Still, at least they are relaxed about wine...they know what they like and enjoy what they know.
Chez the producers, however, it is a different ball game.
In theory the quality of French wine is maintained by strict regulation, controls and inspections, reflected in the price of the finished product.
The major guarantee is that of the A.O.C. ...the Apellation d'Origine Controllee... which links a product to a geographical area.
The best known example among wines is Champagne....whose producers throw legions of well paid lawyers at any sparkling wine that indicates it is made in the same fashion by using the word 'champagne' on its label.
Thus the labels proclaiming 'Methode Traditionelle'.
The wine that dares not speak its name.
How far the theory stands up in practice is open to question. The wine is blind tasted...but that's before it's bottled and there's many a slip between cup and lip, not to speak of the possibilities of the impossibility of refusing old Jean-Paul's wine as he is your wife's cousin, not to speak of his membership of the ruling party's local branch and his son being the local senator's gopher.
Now, when we think of wine we tend, thanks to tradition and publicity, to think of something that is the product of man's intelligent use of natural resources.
Deep soils are best suited to grain, so shallow, stony, poor soils can be given over to other uses...such as growing vines.
The wines produced from some of these soils can be magnificent...depending on the grape variety and the exposure to warmth.
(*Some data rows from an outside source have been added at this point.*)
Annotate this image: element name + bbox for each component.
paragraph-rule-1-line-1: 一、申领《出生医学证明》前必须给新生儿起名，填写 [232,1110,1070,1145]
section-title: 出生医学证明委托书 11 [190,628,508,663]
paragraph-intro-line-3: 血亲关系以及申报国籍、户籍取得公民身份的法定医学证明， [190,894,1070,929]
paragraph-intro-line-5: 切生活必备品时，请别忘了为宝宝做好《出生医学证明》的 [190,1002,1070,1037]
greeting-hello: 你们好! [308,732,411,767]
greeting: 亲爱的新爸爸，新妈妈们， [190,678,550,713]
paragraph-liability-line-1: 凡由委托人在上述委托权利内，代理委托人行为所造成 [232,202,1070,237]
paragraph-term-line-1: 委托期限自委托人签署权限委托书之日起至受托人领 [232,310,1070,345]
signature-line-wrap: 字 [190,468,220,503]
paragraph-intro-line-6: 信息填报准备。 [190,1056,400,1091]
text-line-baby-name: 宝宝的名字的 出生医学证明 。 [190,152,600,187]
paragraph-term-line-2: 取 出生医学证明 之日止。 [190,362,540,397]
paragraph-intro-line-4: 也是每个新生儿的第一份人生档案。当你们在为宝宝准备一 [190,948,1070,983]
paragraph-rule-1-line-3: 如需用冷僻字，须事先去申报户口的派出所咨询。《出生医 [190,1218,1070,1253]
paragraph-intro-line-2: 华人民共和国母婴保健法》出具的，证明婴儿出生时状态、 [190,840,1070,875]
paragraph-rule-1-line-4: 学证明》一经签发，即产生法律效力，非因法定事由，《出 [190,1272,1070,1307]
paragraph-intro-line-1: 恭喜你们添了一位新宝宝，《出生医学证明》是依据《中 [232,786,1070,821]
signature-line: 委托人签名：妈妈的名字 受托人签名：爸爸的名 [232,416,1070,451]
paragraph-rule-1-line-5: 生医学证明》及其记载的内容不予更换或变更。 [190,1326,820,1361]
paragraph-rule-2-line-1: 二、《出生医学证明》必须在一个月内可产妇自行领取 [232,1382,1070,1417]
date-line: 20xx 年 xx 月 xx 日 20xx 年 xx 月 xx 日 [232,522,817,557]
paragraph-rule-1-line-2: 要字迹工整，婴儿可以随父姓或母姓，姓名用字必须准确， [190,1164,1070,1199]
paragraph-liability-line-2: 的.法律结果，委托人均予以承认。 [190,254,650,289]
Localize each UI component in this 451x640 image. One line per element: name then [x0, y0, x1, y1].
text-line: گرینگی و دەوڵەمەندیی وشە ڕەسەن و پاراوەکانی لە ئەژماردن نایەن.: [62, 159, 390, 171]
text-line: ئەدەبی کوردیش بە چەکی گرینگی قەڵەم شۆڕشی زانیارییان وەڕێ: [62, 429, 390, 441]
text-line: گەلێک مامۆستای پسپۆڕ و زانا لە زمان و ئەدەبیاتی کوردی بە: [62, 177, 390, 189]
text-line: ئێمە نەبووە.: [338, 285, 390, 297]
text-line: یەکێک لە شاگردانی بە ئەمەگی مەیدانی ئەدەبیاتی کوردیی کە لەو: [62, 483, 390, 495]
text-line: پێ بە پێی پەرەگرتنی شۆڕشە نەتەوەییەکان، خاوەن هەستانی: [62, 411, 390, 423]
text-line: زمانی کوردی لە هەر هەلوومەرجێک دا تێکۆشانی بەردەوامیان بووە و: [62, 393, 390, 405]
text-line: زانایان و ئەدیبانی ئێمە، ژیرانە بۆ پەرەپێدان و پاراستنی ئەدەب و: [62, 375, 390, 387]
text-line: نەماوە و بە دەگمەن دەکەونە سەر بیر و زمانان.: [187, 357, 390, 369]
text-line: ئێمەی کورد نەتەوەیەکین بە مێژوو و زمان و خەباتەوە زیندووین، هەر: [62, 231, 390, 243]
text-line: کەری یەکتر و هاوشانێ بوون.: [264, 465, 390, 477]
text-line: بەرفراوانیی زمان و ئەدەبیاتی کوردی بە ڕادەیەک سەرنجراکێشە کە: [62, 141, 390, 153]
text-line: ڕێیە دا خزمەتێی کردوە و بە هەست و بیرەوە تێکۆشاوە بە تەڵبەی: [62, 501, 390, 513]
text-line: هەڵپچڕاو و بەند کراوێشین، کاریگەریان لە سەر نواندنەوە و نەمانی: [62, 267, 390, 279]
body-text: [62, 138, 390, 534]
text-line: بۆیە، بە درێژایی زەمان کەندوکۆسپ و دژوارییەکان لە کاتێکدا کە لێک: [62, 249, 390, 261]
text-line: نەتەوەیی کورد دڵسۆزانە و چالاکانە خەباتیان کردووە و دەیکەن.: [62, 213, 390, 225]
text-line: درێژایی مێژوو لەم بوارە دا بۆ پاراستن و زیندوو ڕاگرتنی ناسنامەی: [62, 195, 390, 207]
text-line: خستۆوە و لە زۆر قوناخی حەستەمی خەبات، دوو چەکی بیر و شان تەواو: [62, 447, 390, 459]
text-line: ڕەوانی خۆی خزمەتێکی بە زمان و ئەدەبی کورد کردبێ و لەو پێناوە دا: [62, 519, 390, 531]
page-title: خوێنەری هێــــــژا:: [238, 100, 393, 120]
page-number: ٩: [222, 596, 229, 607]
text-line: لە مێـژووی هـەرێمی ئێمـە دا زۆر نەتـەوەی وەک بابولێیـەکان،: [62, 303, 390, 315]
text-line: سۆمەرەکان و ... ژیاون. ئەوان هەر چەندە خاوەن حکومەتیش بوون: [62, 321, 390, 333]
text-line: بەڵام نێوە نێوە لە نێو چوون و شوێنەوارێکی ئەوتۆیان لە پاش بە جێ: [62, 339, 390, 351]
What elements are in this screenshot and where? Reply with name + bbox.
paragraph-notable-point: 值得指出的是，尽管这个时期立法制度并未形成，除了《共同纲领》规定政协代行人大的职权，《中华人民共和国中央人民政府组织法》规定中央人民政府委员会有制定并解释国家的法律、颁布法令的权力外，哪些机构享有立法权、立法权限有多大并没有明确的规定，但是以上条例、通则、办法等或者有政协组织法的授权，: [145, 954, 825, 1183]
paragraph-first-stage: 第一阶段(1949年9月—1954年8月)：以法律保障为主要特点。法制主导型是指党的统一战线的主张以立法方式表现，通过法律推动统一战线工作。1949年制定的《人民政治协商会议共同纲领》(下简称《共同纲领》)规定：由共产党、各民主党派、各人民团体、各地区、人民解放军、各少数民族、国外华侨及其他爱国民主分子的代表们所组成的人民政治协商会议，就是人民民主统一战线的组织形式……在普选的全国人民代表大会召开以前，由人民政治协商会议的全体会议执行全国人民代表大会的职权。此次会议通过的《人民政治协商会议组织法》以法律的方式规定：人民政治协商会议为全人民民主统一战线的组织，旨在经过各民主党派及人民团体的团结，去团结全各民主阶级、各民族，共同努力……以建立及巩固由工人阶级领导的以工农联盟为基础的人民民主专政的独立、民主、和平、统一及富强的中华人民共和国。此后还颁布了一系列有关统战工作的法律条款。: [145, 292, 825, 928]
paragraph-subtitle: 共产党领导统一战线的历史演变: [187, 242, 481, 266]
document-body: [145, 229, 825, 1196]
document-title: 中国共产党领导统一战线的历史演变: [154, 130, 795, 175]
They can also be total rubbish...
They are all the more likely to be rubbish when a particular A.O.C. becomes fashionable and pressure mounts for land originally outside the A.O.C. limits to be included.
The fate of Chablis and Sancerre, not to speak of Chinon, speaks for the results.
Recently, the growth of interest in 'bio' wines has provided a further complication.
These producers refuse to use the chemical treatments imposed by those running their local A.O.C. committees...worse, they refuse to cough up their contributions to the regional syndicats which take their money and promote the produce of the big firms.
Those who delight in the little ways of France will be entranced to hear that these contributions are described as voluntary and obligatory.
They prefer to sell their wine as 'vin de table'...the lowest rating above industrial alcohol.
Now in my time in France I had come to learn that vin de table could be decidedly drinkable.
In the age of the wine lake - before the European Union gave grants to turn it all into vinegar instead - surplus wine was supposed to be 'stripped' of its character and sold as table wine.
As you can imagine, producers and middlemen did nothing of the sort, so batches of 'vin de table' would arrive on the shelves from all over the place - in my area mostly from Italy via bottlers in the Maine et Loire - distinctly unstripped of their character.
The idea was then that you, spotting a new consignment, would buy a bottle, take it to the car park and taste it...a process made easy by the plastic stopper on the bottle.
If you decided that it was a wine to your taste - and there used to be unmistakable Barolos in these bottles - you would grab a trolley and load up, being careful to check the batch numbers to avoid the possibility of an unlooked for encounter with something sulphurous from Sicily.
I remember fondly another vin de table...this time a legit one from Languedoc...whose label showed a gnarled vine root, which on closer inspection after sampling the contents revealed itself to be a vegetative clenched fist...a true Red wine!
In my last few years in France, younger vignerons were experimenting with grapes unauthorised for A.O.C. rating in their area.....my local man had a plot of Pinot Blanc which made a superb white wine. It never made it to bottling stage as his customers were clamouring for it from the moment it finished fermenting and he could command a good price - so much for the A.O.C.
It is well said that good wine needs no bush.
These independent minded producers can sell their vin de table with ease. They have waiting lists of customers in some cases, both in France and abroad, and this does not go down well with the authorities.
This being France, boxes have to be ticked and beaurocrats employed.
Systems have to be respected.
So one vigneron in particular has found himself in deep doodoo.
Olivier Cousin of Martigne-Briand in the Maine et Loire.
Carrying on the family tradition of natural production methods and refusing to stay in the box provided he has had nothing but problems with the authorities for years.
For not paying his contributions he has been effectively bankrupted by the state...his accounts frozen.
Forbidden to indicate the geographical origin of his wine he has flirted with ways of giving a hint....he has labelled some wine 'Pur Breton'...Breton being the local name for the Cabernet Franc grape...he has given the name of his village...and, in one last cocking of snooks, he has labelled his wine boxes...not the bottles...
Anjou Olivier Cousin
He faces a fine of over 30,000 Euros.
To be paid, one supposes from the accounts the authorities have already blocked.